Ed è con uno dei figli di Alberto, Cangrande Della Scala che la Signoria di Verona raggiunse l’apice della sua importanza e della sua fama. Egli, insieme al fratello Alboino ottenne la riva bresciana del lago di Garda e nel 1310 il titolo di vicari imperiali  della città dall’imperatore Enrico VII di Lussemburgo. Un titolo con cui da una parte le Signorie si impegnavano a fare le veci dell’imperatore mantenendo l’ordine e l’obbedienza delle popolazioni locali al sovrano, dall’altra vedevano legittimata la propria egemonia sul territorio, analogamente a quanto accadeva nei territori controllati invece dal vicario apostolico, che faceva capo al papa.

Nello stemma della casata venne aggiunta l’aquila imperiale.  Il suo potere si estese su buona parte dell’Italia settentrionale e fu a capo della fazione ghibellina che alla morte di Enrico VII poteva contare solo su quattro grandi città: Verona, Milano, Mantova e Pisa.

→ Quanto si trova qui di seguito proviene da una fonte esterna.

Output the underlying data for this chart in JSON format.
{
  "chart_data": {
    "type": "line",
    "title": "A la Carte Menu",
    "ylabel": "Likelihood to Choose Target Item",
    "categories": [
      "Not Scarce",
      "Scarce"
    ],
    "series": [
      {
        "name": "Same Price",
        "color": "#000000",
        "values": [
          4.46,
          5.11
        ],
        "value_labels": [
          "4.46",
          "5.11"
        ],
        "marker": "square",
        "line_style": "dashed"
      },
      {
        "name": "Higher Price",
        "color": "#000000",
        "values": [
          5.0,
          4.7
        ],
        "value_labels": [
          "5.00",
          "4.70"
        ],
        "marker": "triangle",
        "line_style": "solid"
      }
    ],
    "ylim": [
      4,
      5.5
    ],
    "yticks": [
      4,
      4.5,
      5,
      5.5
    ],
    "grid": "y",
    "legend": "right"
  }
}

Dal nome di questo esponente della casata ebbe origine una leggenda secondo cui si riteneva che la famiglia Della Scala fosse imparentata con qualche khan àvaro (titolo nobiliare di questo popolo nomade di lingua turcica) giunto in Italia settentrionale con i Longobardi. Si ritiene fosse solo il tentativo, spesso usato da famiglie di estrazione comune, di nobilitare, una volta giunte al potere, le proprie origini sulla base di assonanze di nomi o titoli.

Cangrande divenne popolare per le sue qualità: lo sconsiderato coraggio in battaglia e la sua magnanimità verso i nemici sconfitti. Con lui la città riscoprì un nuovo periodo di splendore e importanza,  nomi illustri trovarono una buona accoglienza. Dante stesso per via dell’amicizia che si era instaurata tra i due, in più occasioni fu ospite di Cangrande a Verona; come del resto il suo predecessore Bartolomeo della Scala, che nel 1304 accolse Dante Alighieri quando fu esiliato da Firenze, al tempo Cangrande era ancora un bambino.
Dante a riconoscimento di ciò, loda la clemenza e la generosità di Bartolomeo e Cangrande nei versi del XVII canto del Paradiso.